All those things were always "obscure" for newcomers since it was different from what they learned in college, but after a while they became second nature.

I think the answer is not to avoid those paradigms because they're hard, but rather to teach people how to work with them. It's expensive but it's only way forward IMO.


> Doing side effects from functions that are assumed to be pure.

That completely goes away as soon as your language has purity declared at the type system.

It's just not available for Javascript development, like most nice FP features.


That's because JS is not a functional language. You are enforcing a functional style by discipline. Additionally a huge portion of benefits of the functional style are lost on untyped languages. If you're not using typescript you're dealing with a lot of unnecessary bugs.

If you guys moved to a fully functional paradigm where the language enforces the functional style you will see greater benefits.

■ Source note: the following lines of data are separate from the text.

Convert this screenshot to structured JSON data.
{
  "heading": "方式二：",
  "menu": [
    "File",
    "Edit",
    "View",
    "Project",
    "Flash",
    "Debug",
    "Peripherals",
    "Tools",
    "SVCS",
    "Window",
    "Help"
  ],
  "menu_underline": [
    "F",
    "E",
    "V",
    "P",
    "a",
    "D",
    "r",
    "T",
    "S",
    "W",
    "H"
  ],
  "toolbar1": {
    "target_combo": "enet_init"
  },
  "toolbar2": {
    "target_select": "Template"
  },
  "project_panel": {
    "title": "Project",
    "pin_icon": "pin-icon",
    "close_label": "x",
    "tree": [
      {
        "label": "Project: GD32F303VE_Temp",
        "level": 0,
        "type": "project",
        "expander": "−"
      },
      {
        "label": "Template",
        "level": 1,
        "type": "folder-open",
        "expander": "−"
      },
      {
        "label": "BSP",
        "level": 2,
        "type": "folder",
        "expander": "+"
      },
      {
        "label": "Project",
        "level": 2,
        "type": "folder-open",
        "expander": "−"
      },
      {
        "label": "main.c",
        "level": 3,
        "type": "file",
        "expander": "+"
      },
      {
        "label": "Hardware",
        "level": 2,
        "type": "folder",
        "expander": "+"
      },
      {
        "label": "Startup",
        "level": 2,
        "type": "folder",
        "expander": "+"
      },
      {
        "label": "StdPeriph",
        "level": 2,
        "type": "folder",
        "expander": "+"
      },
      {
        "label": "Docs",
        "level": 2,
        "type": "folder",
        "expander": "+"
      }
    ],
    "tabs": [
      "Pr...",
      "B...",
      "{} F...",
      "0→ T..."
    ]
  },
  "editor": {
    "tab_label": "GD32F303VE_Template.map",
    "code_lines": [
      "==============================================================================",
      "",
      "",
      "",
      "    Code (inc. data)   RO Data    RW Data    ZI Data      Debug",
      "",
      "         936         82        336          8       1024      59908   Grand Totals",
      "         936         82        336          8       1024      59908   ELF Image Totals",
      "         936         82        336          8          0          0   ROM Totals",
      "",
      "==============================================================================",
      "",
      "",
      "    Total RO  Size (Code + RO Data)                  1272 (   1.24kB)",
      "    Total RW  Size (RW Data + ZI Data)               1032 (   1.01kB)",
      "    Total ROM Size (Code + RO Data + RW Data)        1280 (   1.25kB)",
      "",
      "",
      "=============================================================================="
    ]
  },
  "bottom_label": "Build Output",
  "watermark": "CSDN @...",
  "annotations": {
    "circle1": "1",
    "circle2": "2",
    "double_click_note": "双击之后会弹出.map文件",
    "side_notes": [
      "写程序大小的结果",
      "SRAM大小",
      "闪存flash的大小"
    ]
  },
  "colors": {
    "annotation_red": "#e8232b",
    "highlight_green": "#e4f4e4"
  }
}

Unfortunately for the front end the ecosystem for functional languages outside of TS/JS is not that great. But an easy one to try out to actually see the benefits I recommend writing a little app with ELM. With something like ELM, the functional style is enforced by the compiler. You will see that 90% of the bugs you typically deal with in JS/TS will disappear. One type of bug that will disappear is runtime errors. Runtime errors are not possible in ELM.

I find a lot of JS programmers haven't fully grokked the functional style. Example: You'll find JS programmers who talk about how much they like functional programming but don't understand why for loops don't exist in functional programming.


I haven't read that in awhile. But the argument was around optimisation rather how easy it is to understand.


The way I read the article, I believe his main point was to make reasoning about state easier, even at a small cost to performance, making code easier to test and debug.


Not really, Carmack explicitly states that this is not a performance optimisation in the article:

> In no way, shape, or form am I making a case that avoiding function calls alone directly helps performance.

Rather, he argues that (among other things) this is a way to make current bugs more visible and to avoid future bugs by disallowing calling functions that should be inlined.


Very insightful. Can I read more John Carmack's letters somewhere?


Took me a while to find something useful, but here you are:

https://fabiensanglard.net/fd_proxy/doom3/pdfs/


Wow that's a lot of interviews and letters. Cheers


If you have a well documented system, OWNED by a software architect, then breaking it down is better.

If you don't have that, at least big fat blocks of code are self documenting...


Thank you for this.

It has been a strongly held opinion of mine for a very long time, but I haven't been able to state it as eloquently as that.


I love his series. Eye opener for beginner coders.


Agreed. IMO it's an eye opener for experienced coders too.